The problem in Maine is that most of its major roads run north-south. Very few run east-west, which makes traversing the state one long, slow slog.
Peter Vigue, the chairman and chief executive of the Cianbro Corporation, a large engineering and construction company based in Maine, is hoping to change that. He has proposed a $2 billion private toll road running 220 miles across the state.
He says it could make Maine a vital link in the global economy, speeding commerce across the Northeastern United States to markets in the Midwest, as well as help revitalize the lagging local economy.
The expansions of the Panama and Suez Canals make this highway even more urgent, he said in an interview last week. Bigger ships from around the world, carrying more cargo containers, will be looking for bigger, less congested ports on the East Coast, he said, and Maine already has one in Eastport.
The idea of an east-west highway has been kicking around for decades. But Mr. Vigue’s proposal stands a good chance of becoming reality. As such, it has struck a raw nerve within the Maine psyche and has prompted a fierce debate over the state’s brand, character and future.

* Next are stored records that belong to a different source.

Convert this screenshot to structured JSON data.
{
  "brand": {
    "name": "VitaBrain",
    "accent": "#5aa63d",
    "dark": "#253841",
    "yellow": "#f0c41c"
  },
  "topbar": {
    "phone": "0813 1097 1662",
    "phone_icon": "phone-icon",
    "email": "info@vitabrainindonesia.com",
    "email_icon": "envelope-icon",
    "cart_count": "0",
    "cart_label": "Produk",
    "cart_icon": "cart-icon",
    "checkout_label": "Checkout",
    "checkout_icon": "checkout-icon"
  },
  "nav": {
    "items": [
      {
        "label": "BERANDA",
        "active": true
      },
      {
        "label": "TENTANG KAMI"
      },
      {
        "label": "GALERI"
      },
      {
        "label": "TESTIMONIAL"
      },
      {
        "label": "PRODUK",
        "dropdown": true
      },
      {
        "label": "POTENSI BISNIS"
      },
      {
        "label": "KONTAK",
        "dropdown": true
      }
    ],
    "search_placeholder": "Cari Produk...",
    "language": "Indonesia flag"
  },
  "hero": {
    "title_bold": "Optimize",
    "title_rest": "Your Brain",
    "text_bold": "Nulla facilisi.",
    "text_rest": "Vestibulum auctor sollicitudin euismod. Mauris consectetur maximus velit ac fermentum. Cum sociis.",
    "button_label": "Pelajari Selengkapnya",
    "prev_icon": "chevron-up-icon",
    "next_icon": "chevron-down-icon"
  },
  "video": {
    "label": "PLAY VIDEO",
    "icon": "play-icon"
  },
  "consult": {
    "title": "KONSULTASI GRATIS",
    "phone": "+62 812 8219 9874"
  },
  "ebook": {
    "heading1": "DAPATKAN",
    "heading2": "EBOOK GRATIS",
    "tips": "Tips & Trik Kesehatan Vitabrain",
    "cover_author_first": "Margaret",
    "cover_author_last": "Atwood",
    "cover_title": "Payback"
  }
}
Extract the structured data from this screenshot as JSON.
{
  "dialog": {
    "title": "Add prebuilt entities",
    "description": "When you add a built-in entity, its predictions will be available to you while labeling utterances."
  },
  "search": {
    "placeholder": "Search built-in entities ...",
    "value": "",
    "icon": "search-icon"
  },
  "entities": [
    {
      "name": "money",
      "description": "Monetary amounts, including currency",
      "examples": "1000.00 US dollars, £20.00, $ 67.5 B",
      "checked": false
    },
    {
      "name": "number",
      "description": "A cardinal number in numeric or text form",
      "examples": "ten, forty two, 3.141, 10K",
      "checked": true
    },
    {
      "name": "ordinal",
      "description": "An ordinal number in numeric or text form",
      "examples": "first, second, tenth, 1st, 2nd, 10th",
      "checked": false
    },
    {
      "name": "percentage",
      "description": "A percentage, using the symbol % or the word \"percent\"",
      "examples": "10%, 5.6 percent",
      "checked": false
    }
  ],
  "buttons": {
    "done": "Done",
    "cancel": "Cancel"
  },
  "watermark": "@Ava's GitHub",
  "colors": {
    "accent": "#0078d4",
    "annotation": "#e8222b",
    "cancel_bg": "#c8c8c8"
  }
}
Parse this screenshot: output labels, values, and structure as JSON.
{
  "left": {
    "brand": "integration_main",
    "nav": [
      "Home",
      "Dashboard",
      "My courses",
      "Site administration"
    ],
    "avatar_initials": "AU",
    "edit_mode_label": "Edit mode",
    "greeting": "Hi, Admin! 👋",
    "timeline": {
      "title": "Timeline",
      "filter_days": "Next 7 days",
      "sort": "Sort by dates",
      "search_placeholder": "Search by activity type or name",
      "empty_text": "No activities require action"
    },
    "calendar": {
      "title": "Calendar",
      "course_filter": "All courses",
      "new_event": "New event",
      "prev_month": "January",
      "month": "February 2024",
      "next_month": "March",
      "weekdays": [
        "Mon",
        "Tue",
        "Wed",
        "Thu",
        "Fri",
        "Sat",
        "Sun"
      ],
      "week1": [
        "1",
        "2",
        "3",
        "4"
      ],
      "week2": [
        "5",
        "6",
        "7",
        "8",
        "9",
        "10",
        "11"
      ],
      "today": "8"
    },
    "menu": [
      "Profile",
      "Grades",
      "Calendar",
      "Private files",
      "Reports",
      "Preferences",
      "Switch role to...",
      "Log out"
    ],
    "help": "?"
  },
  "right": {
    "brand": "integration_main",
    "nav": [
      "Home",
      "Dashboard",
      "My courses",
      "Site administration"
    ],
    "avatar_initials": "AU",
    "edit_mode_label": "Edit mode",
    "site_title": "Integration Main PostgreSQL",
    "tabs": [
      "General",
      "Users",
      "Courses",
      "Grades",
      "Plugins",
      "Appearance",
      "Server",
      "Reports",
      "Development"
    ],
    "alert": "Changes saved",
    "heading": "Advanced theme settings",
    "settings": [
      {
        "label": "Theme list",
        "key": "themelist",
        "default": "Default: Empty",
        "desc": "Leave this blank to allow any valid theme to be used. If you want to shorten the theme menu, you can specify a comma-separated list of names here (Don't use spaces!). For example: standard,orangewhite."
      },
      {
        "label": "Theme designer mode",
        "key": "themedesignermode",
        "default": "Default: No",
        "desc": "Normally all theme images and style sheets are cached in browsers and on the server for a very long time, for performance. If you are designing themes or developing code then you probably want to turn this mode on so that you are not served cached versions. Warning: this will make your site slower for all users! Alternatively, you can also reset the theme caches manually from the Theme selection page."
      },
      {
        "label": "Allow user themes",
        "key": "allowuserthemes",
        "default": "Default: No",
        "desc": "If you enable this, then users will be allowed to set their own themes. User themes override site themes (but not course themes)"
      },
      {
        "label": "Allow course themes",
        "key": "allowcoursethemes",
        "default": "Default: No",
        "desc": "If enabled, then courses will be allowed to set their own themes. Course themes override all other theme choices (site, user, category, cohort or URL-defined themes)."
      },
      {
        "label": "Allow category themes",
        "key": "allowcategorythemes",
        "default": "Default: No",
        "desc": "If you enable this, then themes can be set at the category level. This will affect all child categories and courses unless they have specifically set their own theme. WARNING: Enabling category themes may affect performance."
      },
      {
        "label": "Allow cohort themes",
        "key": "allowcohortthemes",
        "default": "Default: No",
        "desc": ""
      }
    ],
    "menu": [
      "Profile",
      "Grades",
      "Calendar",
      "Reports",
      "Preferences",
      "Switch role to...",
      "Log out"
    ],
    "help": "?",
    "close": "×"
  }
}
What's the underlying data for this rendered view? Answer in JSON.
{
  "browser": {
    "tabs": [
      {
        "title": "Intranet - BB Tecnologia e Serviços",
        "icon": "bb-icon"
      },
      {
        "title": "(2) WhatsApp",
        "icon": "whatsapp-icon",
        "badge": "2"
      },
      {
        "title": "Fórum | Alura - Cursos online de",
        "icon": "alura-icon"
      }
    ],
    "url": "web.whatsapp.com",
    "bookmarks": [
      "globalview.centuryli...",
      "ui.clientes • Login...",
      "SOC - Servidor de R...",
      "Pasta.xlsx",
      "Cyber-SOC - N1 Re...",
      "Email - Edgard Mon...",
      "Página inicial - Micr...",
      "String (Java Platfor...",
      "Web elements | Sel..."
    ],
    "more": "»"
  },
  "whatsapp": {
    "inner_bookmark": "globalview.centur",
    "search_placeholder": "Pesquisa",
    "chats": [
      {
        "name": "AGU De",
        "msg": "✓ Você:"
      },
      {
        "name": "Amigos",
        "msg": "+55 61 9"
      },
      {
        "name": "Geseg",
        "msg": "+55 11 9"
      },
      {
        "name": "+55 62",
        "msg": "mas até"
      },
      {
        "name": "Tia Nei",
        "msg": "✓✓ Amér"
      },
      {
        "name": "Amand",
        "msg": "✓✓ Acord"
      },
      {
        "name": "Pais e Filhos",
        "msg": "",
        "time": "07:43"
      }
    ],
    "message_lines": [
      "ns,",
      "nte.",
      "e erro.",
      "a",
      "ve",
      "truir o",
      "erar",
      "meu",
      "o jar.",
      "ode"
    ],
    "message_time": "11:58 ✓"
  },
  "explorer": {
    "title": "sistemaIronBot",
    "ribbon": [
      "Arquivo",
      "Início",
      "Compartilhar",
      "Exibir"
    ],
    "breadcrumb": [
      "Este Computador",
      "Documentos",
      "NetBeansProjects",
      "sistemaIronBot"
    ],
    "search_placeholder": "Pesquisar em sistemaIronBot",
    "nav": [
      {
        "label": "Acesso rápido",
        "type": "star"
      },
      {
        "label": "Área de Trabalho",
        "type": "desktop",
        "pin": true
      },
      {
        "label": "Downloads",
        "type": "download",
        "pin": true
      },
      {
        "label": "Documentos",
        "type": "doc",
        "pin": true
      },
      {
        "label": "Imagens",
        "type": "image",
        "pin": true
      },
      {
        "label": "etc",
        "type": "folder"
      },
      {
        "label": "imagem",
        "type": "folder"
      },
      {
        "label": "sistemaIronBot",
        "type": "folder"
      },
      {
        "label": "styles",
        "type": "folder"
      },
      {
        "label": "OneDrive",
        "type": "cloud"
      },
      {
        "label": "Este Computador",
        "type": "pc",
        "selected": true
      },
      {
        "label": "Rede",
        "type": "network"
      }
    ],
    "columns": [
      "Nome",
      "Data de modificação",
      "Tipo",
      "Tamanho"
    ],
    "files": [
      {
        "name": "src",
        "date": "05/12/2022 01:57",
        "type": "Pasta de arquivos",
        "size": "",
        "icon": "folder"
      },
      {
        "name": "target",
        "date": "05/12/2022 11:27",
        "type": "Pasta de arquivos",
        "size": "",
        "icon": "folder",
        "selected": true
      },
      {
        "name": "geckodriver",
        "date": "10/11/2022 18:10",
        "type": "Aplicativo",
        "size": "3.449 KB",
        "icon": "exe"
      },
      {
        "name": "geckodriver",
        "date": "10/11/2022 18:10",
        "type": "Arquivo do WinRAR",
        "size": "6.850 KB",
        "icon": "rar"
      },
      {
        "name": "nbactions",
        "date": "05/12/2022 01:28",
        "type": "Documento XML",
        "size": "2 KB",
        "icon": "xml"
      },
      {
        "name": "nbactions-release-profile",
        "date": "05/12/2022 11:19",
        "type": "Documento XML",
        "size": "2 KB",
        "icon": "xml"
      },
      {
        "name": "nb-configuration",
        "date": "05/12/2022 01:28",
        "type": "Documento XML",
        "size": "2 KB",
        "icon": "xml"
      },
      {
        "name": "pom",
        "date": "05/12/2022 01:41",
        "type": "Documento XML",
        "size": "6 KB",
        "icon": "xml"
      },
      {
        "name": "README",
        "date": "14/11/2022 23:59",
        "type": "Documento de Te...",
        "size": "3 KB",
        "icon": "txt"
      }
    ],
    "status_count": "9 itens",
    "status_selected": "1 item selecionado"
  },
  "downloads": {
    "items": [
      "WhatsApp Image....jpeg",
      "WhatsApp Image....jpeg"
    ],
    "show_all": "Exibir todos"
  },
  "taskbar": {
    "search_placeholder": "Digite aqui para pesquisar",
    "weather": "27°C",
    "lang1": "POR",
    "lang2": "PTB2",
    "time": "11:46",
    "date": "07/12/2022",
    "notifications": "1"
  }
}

Opponents say a major thoroughfare slicing through the state would destroy the very qualities of peacefulness, natural beauty and remoteness that make this region desirable in the first place.
“It would just completely change ‘the way life should be,’ ” said Chris Buchanan, referring to the state’s unofficial slogan. Ms. Buchanan is the statewide coordinator for Stop the Corridor, a coalition opposing the highway.
“Maine is a rural state,” she said, “and this is a businessman who is trying to make it the Northeast trade gateway.”
That is exactly what others hope Mr. Vigue (pronounced VIG-you) can achieve.
“You can think small and be small, or you can think big and be big,” said Christopher M. Gardner, executive director of the Eastport Port Authority. Eastport has the greatest natural depth of any port on the East Coast, but it gets less traffic than many others.
“A big ship could come in here now, but we lack the connectivity to the rest of the world to warrant it,” Mr. Gardner said. “But,” he added, “we’re not in the middle of nowhere, we’re right in the middle of the supply chain. We just have to seize the opportunity.”
The main reason that Mr. Vigue — and his opponents — believe that his proposal could succeed now where others have failed is that it would be financed privately.
“We have no state or federal participation,” Mr. Vigue said in the interview, “and we are confident that this is achievable.” He said he was in discussions with other private partners and was following a recent trend of more private industry involvement in highways around the country.
“You find that cities, states and the federal government do not have adequate funding to support the demand for infrastructure,” Mr. Vigue said.
But to the consternation of many, he has not specified the exact route from the east, in Calais, to the west, in Coburn Gore. He said he would buy and string together existing roads and rights of way; because the project is private, he cannot use the state’s right of eminent domain. For those reasons, he said, the corridor would not disrupt local communities.
But opponents say they have been left in the dark on important details. They fear a 2,000-foot-wide corridor carrying not only long-haul trucks but also oil and gas pipelines and communications cables. (Mr. Vigue said the corridor would be 500 feet wide and says he has had “no such conversations” with utilities.)
Bob and Joan Morrison moved their family from Southern Maine to a farm here in Charleston, a rural area about 25 miles northwest of Bangor, in the 1970s because they fell in love with the gently rolling hills. They also saw the area as affordable and thought it would keep its rural character.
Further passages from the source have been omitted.